Himax (HIMX) could be a profitable play on the chip shortage

Himax (HIMX) is a fabless semiconductor company based in Taiwan. The main product consists of display drivers, basically the chip that runs a computer screen. They also provided the LCoS display for the original Google Glass in 2013, which is why Yahoo Finance lists it alongside augmented reality (AR) plays.

The company has 2000 employees. More than 90% are engineers and 3000 patents with a market cap of $2.4B. Forward PE (for 2022): 8.6, but this assumes that the chip shortage is over in 2022.

The automotive chip shortage was rather prominent in the news a few months ago but is still ongoing. The shortage is specifically due to the lack of display drivers. Himax controls 30% of the global market share for automotive display drivers. They expect the situation to be dire until 2023, according to MarketWatch.

Being fabless is not an issue as we can see from the EPS history:

  • Q2 2020: $0.01
  • Q3 2020: $0.07
  • Q4 2020: $0.20
  • Q1 2021: $0.38
  • Q2 2021: $0.62

And they expect up to $0.81 ($0.69 non-GAAP) for Q3. The EPS growth is due to higher gross margins, from 20% to almost 50% in a year. (Due to the shortage, they cannot exactly grow by selling more. They are selling everything they have.) These margins are not solely due to the chip shortage but also by focusing on more lucrative segments, e.g. tablets instead of smartphones. They have 60% market share for non-iOS tablet TDDIs. TDDI is a combination of display driver and touch controller, so you only need one chip instead of two to get a touch screen.

The last big share price movement was after the Q4 2020 results. It has been oscillating ever since. Even the Q2 earnings beat and the excellent guidance had zero effect on the share price. To put things into perspective, the latest EPS of AMD were $0.63 and the AMD share price is $110. So Himax has some room to run. It will most likely overtake AMD in terms of EPS in the next quarter. They serve different markets though, so the standards are a bit different.

Competitors:

  • Samsung. PE of 17 and there is no room for growth anyway. Is a customer of Himax for tablet TDDIs.
  • Novatek. Only traded in Taiwan. PE of 15. Five times the market cap of Himax but extremely similar overall. Share price is 10% up since announcing their earnings a week ago.
  • SiliconWorks / LX Semicon. Only traded in South Korea. Market cap of $1.76B. PE might be around 18.
  • Raydium. Only traded in Taiwan. I have no idea about their financial situation because IR is not in English.
  • Synaptics. PE of 20. They just beat earnings and went up 16.5%.

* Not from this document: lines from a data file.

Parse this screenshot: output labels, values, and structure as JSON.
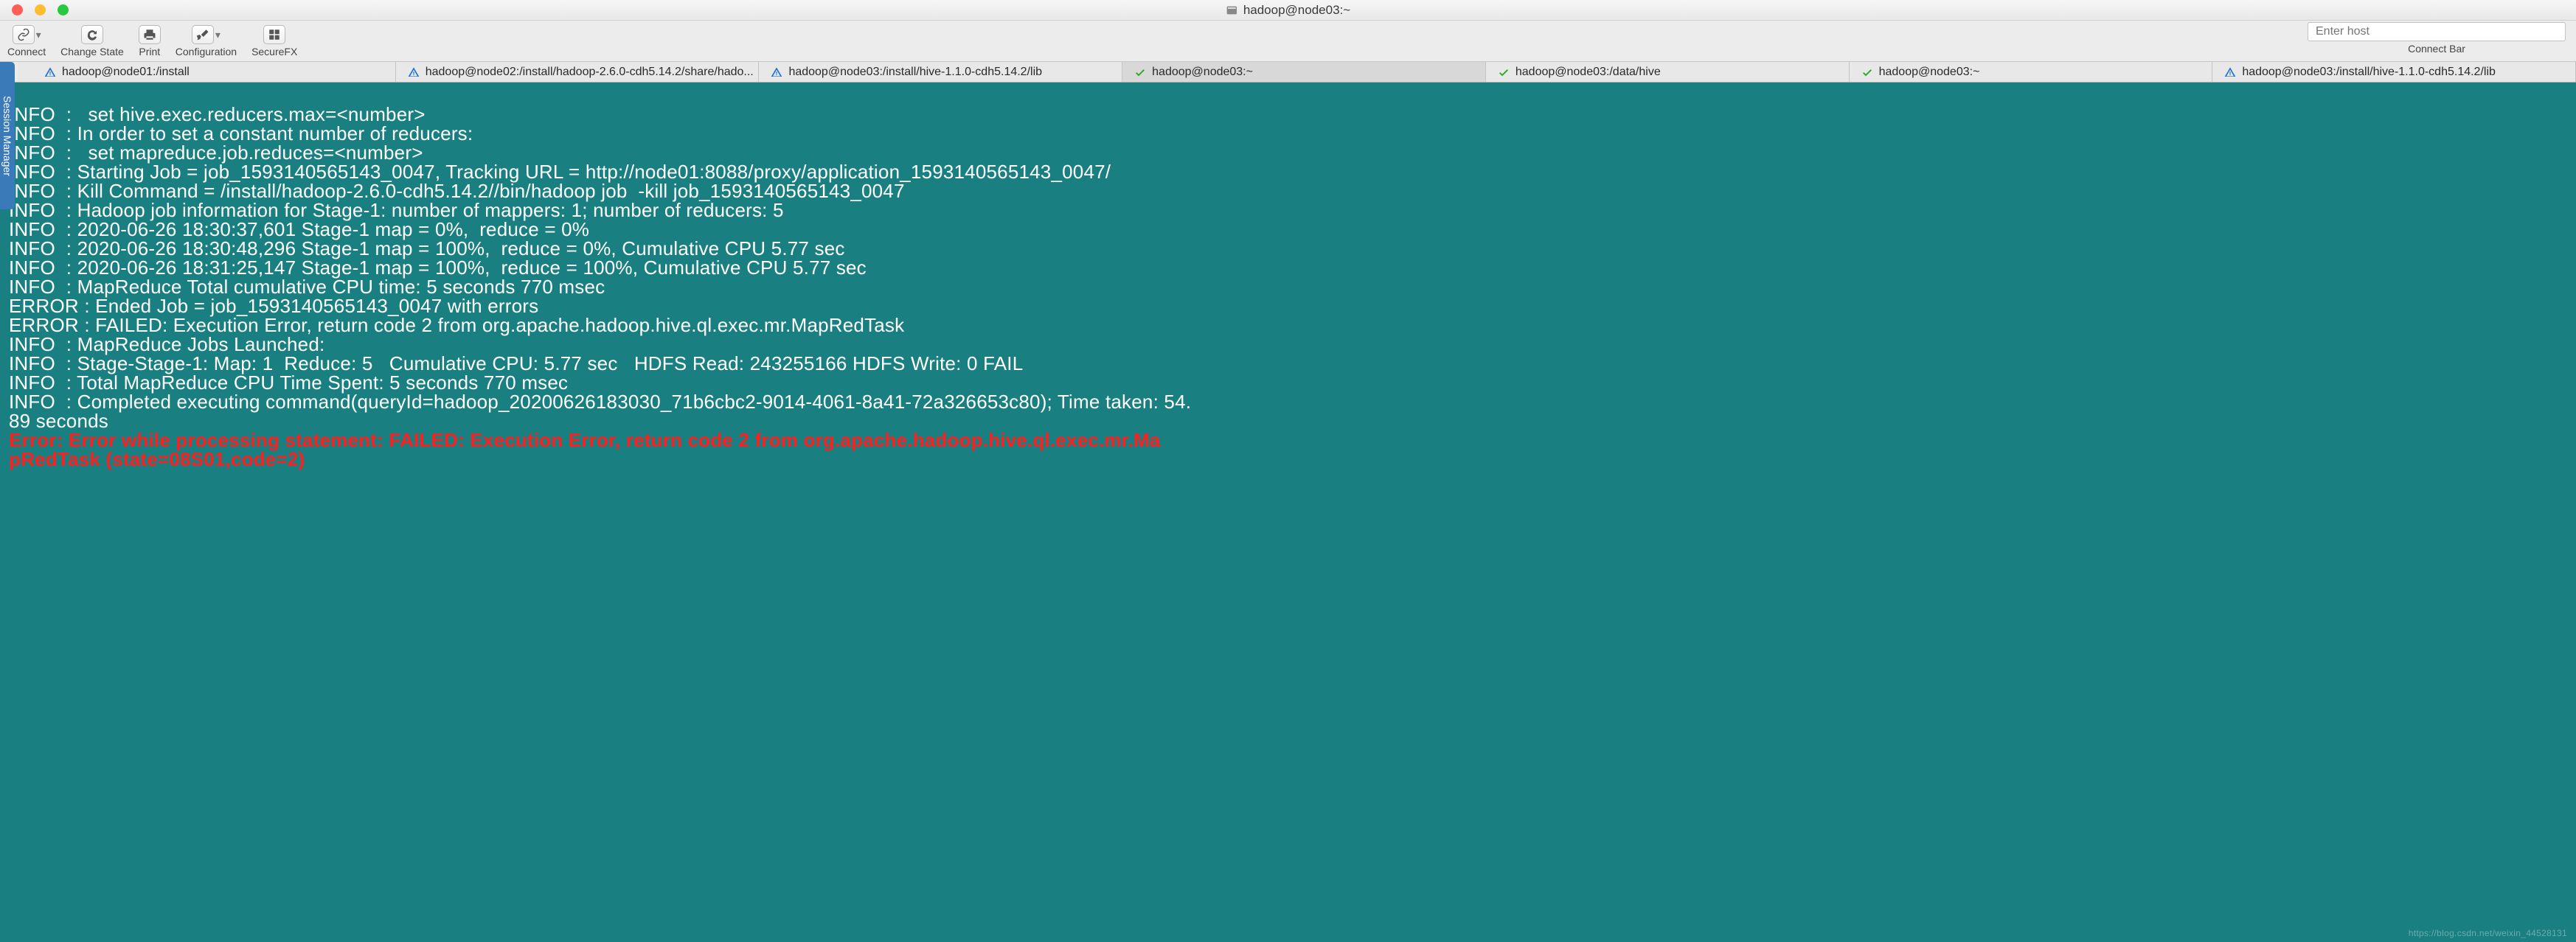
{
  "window": {
    "title": "hadoop@node03:~"
  },
  "toolbar": {
    "connect": "Connect",
    "change_state": "Change State",
    "print": "Print",
    "configuration": "Configuration",
    "securefx": "SecureFX",
    "host_placeholder": "Enter host",
    "connect_bar": "Connect Bar"
  },
  "side_tab": "Session Manager",
  "tabs": [
    {
      "icon": "warn",
      "label": "hadoop@node01:/install"
    },
    {
      "icon": "warn",
      "label": "hadoop@node02:/install/hadoop-2.6.0-cdh5.14.2/share/hado..."
    },
    {
      "icon": "warn",
      "label": "hadoop@node03:/install/hive-1.1.0-cdh5.14.2/lib"
    },
    {
      "icon": "check",
      "label": "hadoop@node03:~"
    },
    {
      "icon": "check",
      "label": "hadoop@node03:/data/hive"
    },
    {
      "icon": "check",
      "label": "hadoop@node03:~"
    },
    {
      "icon": "warn",
      "label": "hadoop@node03:/install/hive-1.1.0-cdh5.14.2/lib"
    }
  ],
  "terminal": {
    "lines": [
      "INFO  :   set hive.exec.reducers.max=<number>",
      "INFO  : In order to set a constant number of reducers:",
      "INFO  :   set mapreduce.job.reduces=<number>",
      "INFO  : Starting Job = job_1593140565143_0047, Tracking URL = http://node01:8088/proxy/application_1593140565143_0047/",
      "INFO  : Kill Command = /install/hadoop-2.6.0-cdh5.14.2//bin/hadoop job  -kill job_1593140565143_0047",
      "INFO  : Hadoop job information for Stage-1: number of mappers: 1; number of reducers: 5",
      "INFO  : 2020-06-26 18:30:37,601 Stage-1 map = 0%,  reduce = 0%",
      "INFO  : 2020-06-26 18:30:48,296 Stage-1 map = 100%,  reduce = 0%, Cumulative CPU 5.77 sec",
      "INFO  : 2020-06-26 18:31:25,147 Stage-1 map = 100%,  reduce = 100%, Cumulative CPU 5.77 sec",
      "INFO  : MapReduce Total cumulative CPU time: 5 seconds 770 msec",
      "ERROR : Ended Job = job_1593140565143_0047 with errors",
      "ERROR : FAILED: Execution Error, return code 2 from org.apache.hadoop.hive.ql.exec.mr.MapRedTask",
      "INFO  : MapReduce Jobs Launched:",
      "INFO  : Stage-Stage-1: Map: 1  Reduce: 5   Cumulative CPU: 5.77 sec   HDFS Read: 243255166 HDFS Write: 0 FAIL",
      "INFO  : Total MapReduce CPU Time Spent: 5 seconds 770 msec",
      "INFO  : Completed executing command(queryId=hadoop_20200626183030_71b6cbc2-9014-4061-8a41-72a326653c80); Time taken: 54.",
      "89 seconds"
    ],
    "error_lines": [
      "Error: Error while processing statement: FAILED: Execution Error, return code 2 from org.apache.hadoop.hive.ql.exec.mr.Ma",
      "pRedTask (state=08S01,code=2)"
    ]
  },
  "watermark": "https://blog.csdn.net/weixin_44528131"
}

Both Novatek and Synaptics went up quite a bit after their earnings and both are less profitable than Himax. The chip shortage affects them pretty much in the same way, so we can see that Himax is a safer deal than its peers.

Why Himax will likely remain very profitable after the chip shortage is resolved:

  • There is a shift in demand towards segments with high margins. Higher resolution and higher refresh rates require more complex chips which can be sold for more. In the grand scheme of things, these chips are still very cheap (around $1 per chip) so display manufacturers are willing to pay a dollar extra if they can sell their 240 Hz 8K TV for an extra $1000.
  • Their TDDI technology is a clear winner in the automotive segment. They say “The number of awarded projects is already in the dozens and still growing quickly as we speak. We expect the [automotive] TDDI volume to expand exponentially starting from this quarter.” Their overall automotive market share is increasing. So even if they have to sell each chip for less after the shortage, they can make up for it in volume. They are fabless and their biggest fixed cost are the employees, so by selling more they can keep up the profits.
  • Electric vehicles typically come with more displays than ICE vehicles, so the overall demand is getting larger as well.

It is not even clear whether the shortage will be resolved any time soon. Work-from-home demand will probably go down, but then again the demand shifts towards more sophisticated displays with increased resolution and refresh rates. A chip that handles 240 Hz refresh rate is bigger than a 60 Hz chip. And the total foundry capacity is still limited. From the earnings call:

  • “Some design requires more sophisticated design, i.e., larger IC per panel. So we believe the demand in terms of wafer area will increase. We actually, based on internal estimates, [believe] the supply can actually decrease somehow.”
  • “The fact is that the industry, overall, there is simply no new major capacity expansion this year and next year or even second half 2023”

So demand is increasing, effective supply is decreasing, there is almost no capacity coming online before 2024 and what happens afterwards is still unknown.